How to Make Compost using School Work
Step 1: Take out the special school work that you want to keep forever. This might be what is already in your child’s portfolio. If your child has done a few other nice pieces of work add them in. That is all you need to remember the year by. One portfolio per year per child.
Step 2: If your child made Christmas decorations at school, hang them on your Christmas tree. That means, remove the fancy star from Myer and replace with the toilet roll angel that was made with love! Refrain from telling your child how to put the decorations on! Let them enjoy it and praise their effort!
Step 3: Display some of your child’s special work, including certificates and letters to Santa. We’re living in a granny flat with temporary chipboard walls while we build our house, so I just hammered some nails in to the walls, tied some string across and have pegged things on. Each child has their own string for their work. Also hang the Christmas cards.
Step 4: Chop up all the other paper/card. You could use scissors or rip it up but it’s much quicker with a guillotine.
Step 5: One of my life goals is to have green thumbs! I’m working on it by creating compost. I’ve read books and been to courses on how to make compost and it always seemed really complicated. So I’ve just simplified it. My daughter Ash and hubby built ‘compost bays’ using bricks but all you really need is a sunny spot for a pile! This is my weekly composting ritual:
- I save all of my fruit and veg scraps in containers in the fridge. If I have time, I blitz them in my Thermomix and add to my compost pile. My amazing green thumbed friend Cheryl told me to do this as it speeds up the process. By the way I put all fruit and veg scraps in including citrus and I also put in unblitzed avocado and mango seeds.
-While I’m at it I add an equal amount of shredded paper/card to the compost. Usually newspapers, or egg cartons. When I first started the compost pile I added a huge pile of school work!
-I wet the pile with a hose and mix it up with a shovel.
-I cover the pile in a plastic sheet to keep keep it moist and hot and put bricks/rocks round the edge to stop it blowing away.
-I occasionally see bags of free manure on the side of the road I add that in too.
-I've noticed that as long as I get the paper/scraps ratio 50/50 that the pile doesn't smell bad!
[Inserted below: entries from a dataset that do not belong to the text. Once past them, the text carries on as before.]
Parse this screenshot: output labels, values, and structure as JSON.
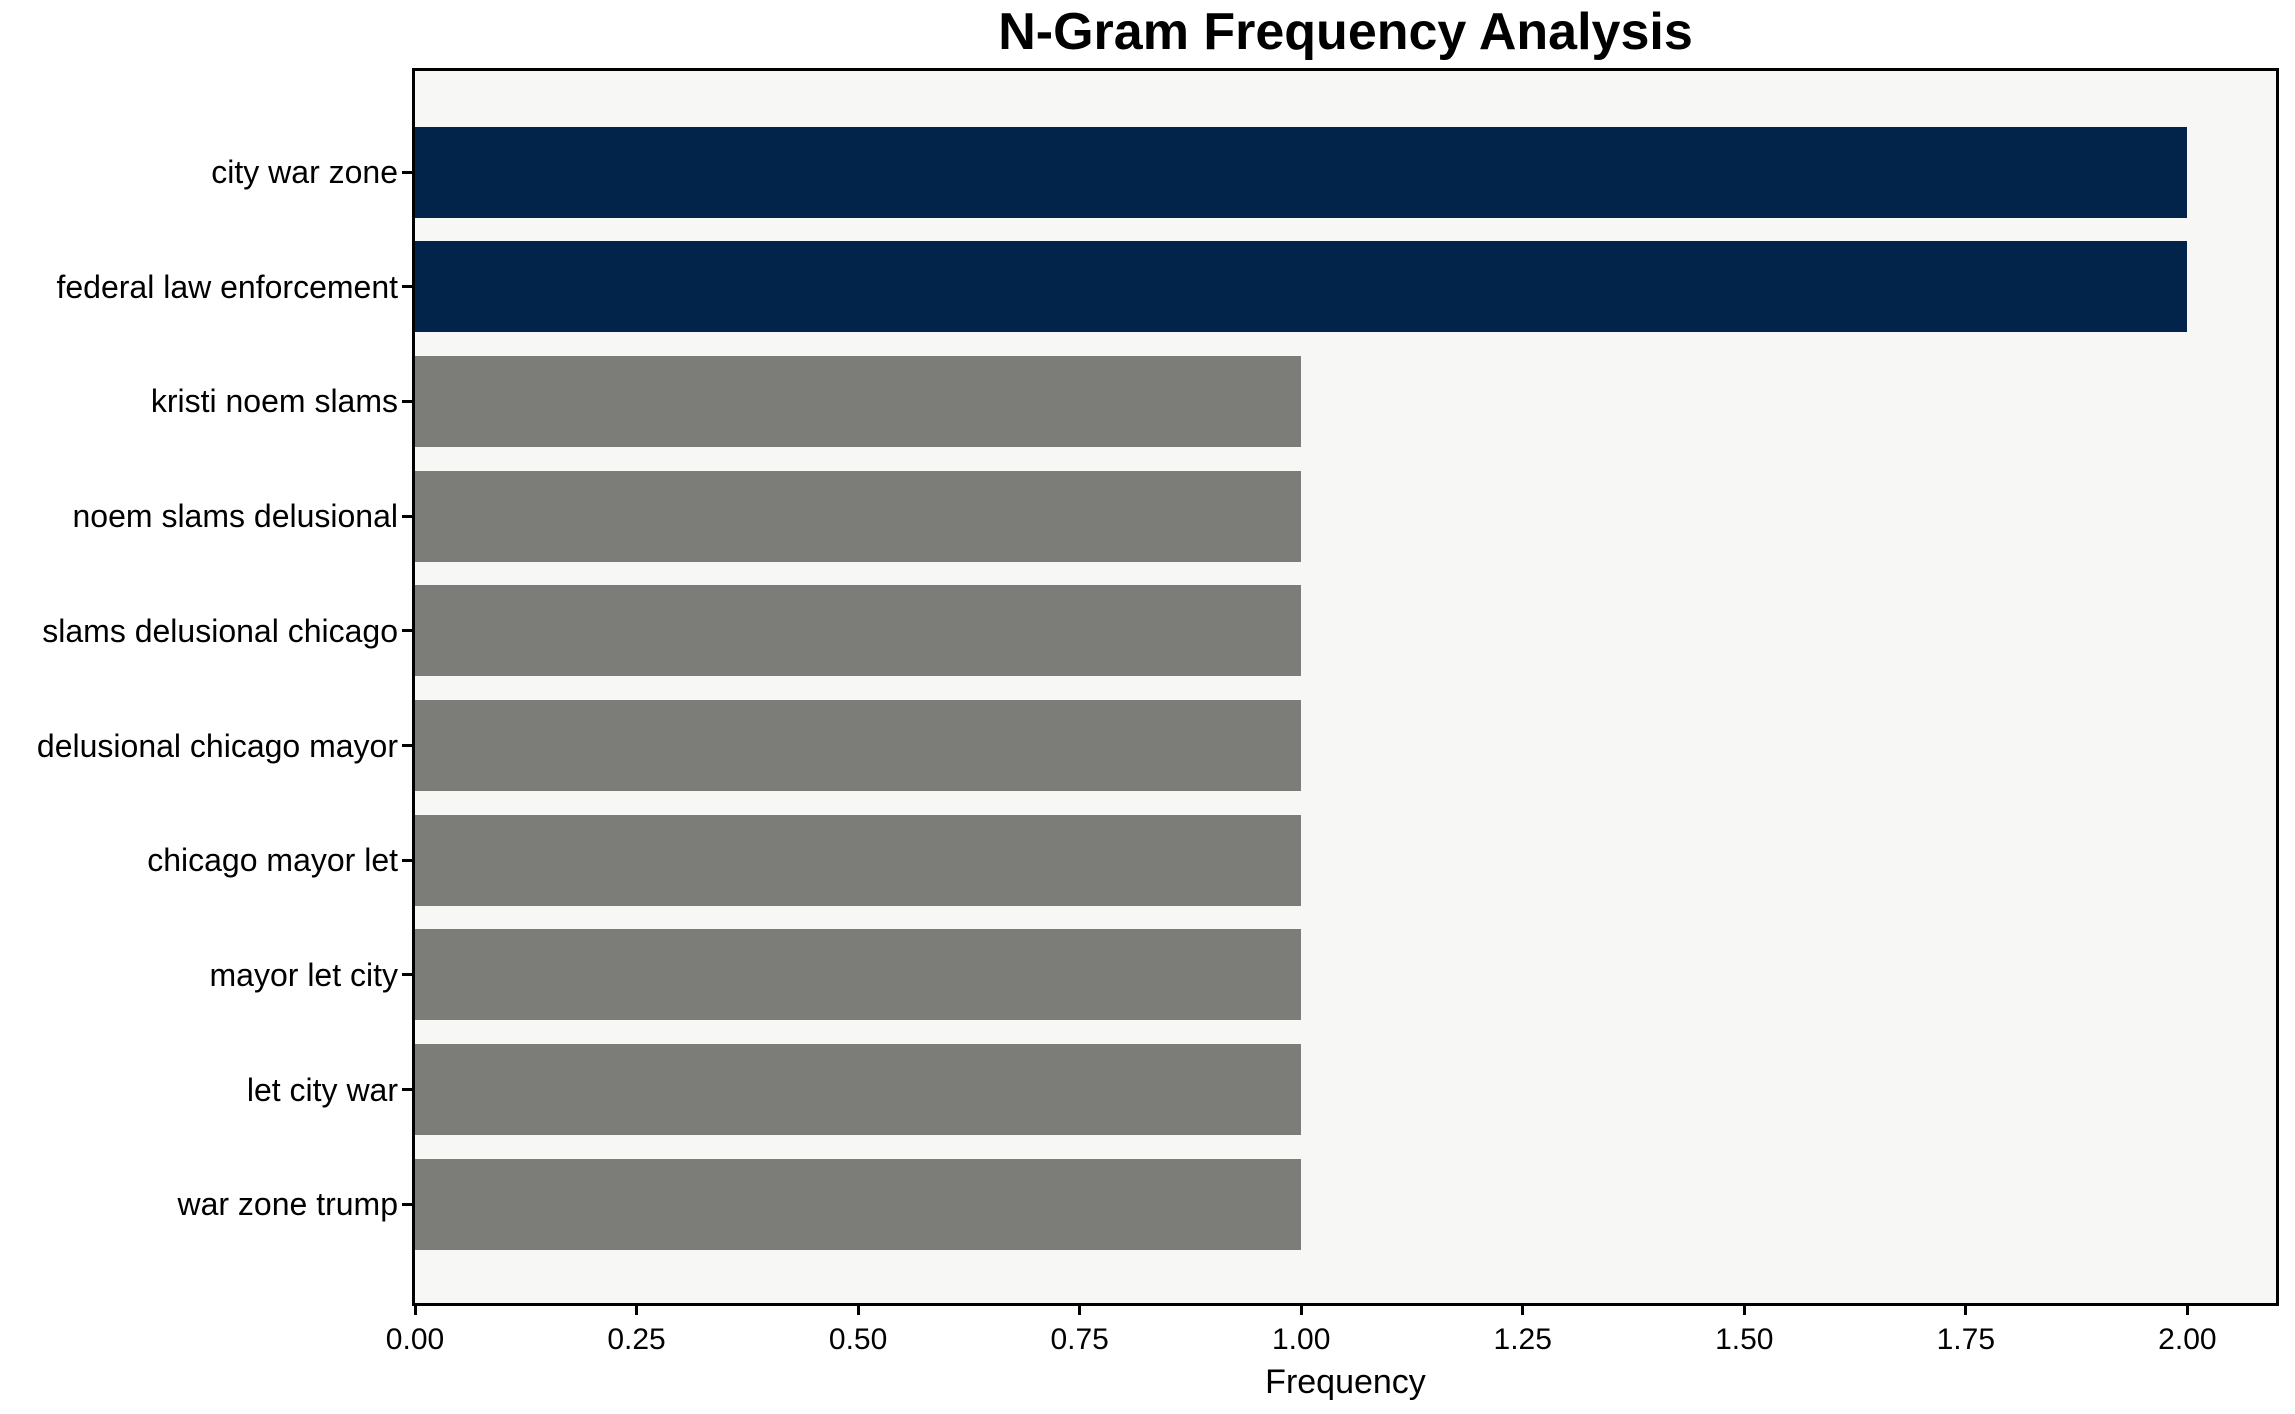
{
  "chart_data": {
    "type": "bar",
    "orientation": "horizontal",
    "title": "N-Gram Frequency Analysis",
    "xlabel": "Frequency",
    "ylabel": "",
    "categories": [
      "city war zone",
      "federal law enforcement",
      "kristi noem slams",
      "noem slams delusional",
      "slams delusional chicago",
      "delusional chicago mayor",
      "chicago mayor let",
      "mayor let city",
      "let city war",
      "war zone trump"
    ],
    "values": [
      2,
      2,
      1,
      1,
      1,
      1,
      1,
      1,
      1,
      1
    ],
    "bar_colors": [
      "#02234a",
      "#02234a",
      "#7c7c78",
      "#7c7c78",
      "#7c7c78",
      "#7c7c78",
      "#7c7c78",
      "#7c7c78",
      "#7c7c78",
      "#7c7c78"
    ],
    "xlim": [
      0,
      2.1
    ],
    "x_tick_values": [
      0,
      0.25,
      0.5,
      0.75,
      1.0,
      1.25,
      1.5,
      1.75,
      2.0
    ],
    "x_tick_labels": [
      "0.00",
      "0.25",
      "0.50",
      "0.75",
      "1.00",
      "1.25",
      "1.50",
      "1.75",
      "2.00"
    ],
    "grid": false,
    "legend": "none",
    "colors": {
      "highlight_bar": "#02234a",
      "base_bar": "#7c7c78",
      "plot_background": "#f7f7f6",
      "page_background": "#ffffff",
      "frame": "#000000",
      "text": "#000000"
    }
  }
}
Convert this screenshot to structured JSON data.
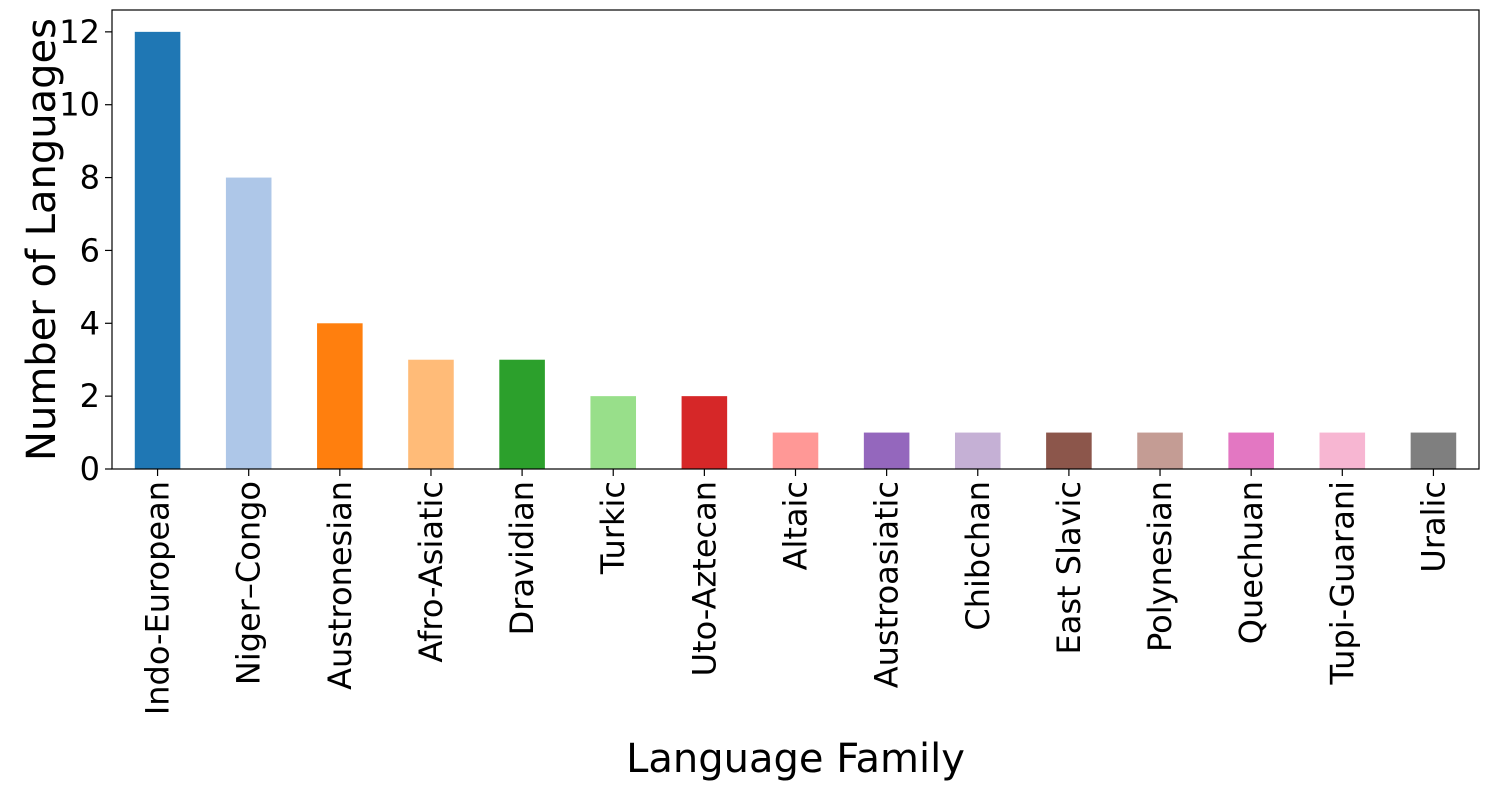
{
  "chart_data": {
    "type": "bar",
    "title": "",
    "xlabel": "Language Family",
    "ylabel": "Number of Languages",
    "categories": [
      "Indo-European",
      "Niger–Congo",
      "Austronesian",
      "Afro-Asiatic",
      "Dravidian",
      "Turkic",
      "Uto-Aztecan",
      "Altaic",
      "Austroasiatic",
      "Chibchan",
      "East Slavic",
      "Polynesian",
      "Quechuan",
      "Tupi-Guarani",
      "Uralic"
    ],
    "values": [
      12,
      8,
      4,
      3,
      3,
      2,
      2,
      1,
      1,
      1,
      1,
      1,
      1,
      1,
      1
    ],
    "colors": [
      "#1f77b4",
      "#aec7e8",
      "#ff7f0e",
      "#ffbb78",
      "#2ca02c",
      "#98df8a",
      "#d62728",
      "#ff9896",
      "#9467bd",
      "#c5b0d5",
      "#8c564b",
      "#c49c94",
      "#e377c2",
      "#f7b6d2",
      "#7f7f7f"
    ],
    "ylim": [
      0,
      12.6
    ],
    "yticks": [
      0,
      2,
      4,
      6,
      8,
      10,
      12
    ],
    "grid": false,
    "legend": "none"
  }
}
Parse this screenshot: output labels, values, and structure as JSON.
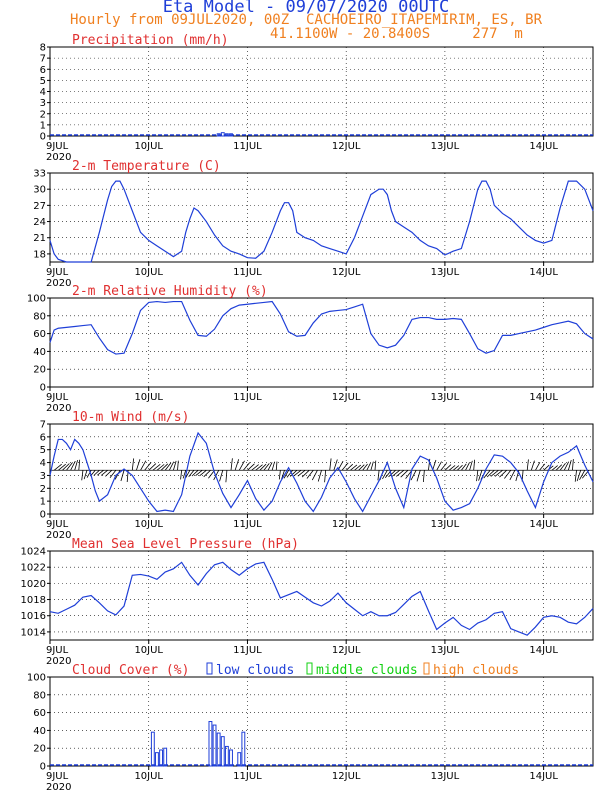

That’s it! So this is all I had been doing for a few months. Then recently as the weather warmed up, heaps of pumpkin plants sprouted up! I didn’t even mean for that to happen! I stopped covering the pile in the plastic and stopped mixing it up with a shovel. Now I have a pumpkin patch! The kids are so excited about it and water the pumpkins every day! We’ve now started another compost pile in the next ‘compost bay’.
We all win! The paper mountain disappears, the kids get to keep and display their best work, and we get free pumpkins! What more could you want in life? ;) My kids also love roasted vegetable soup in the winter so those pumpkins will come in handy! Do you have a paper mountain at home? Have you ever tried making compost with it?!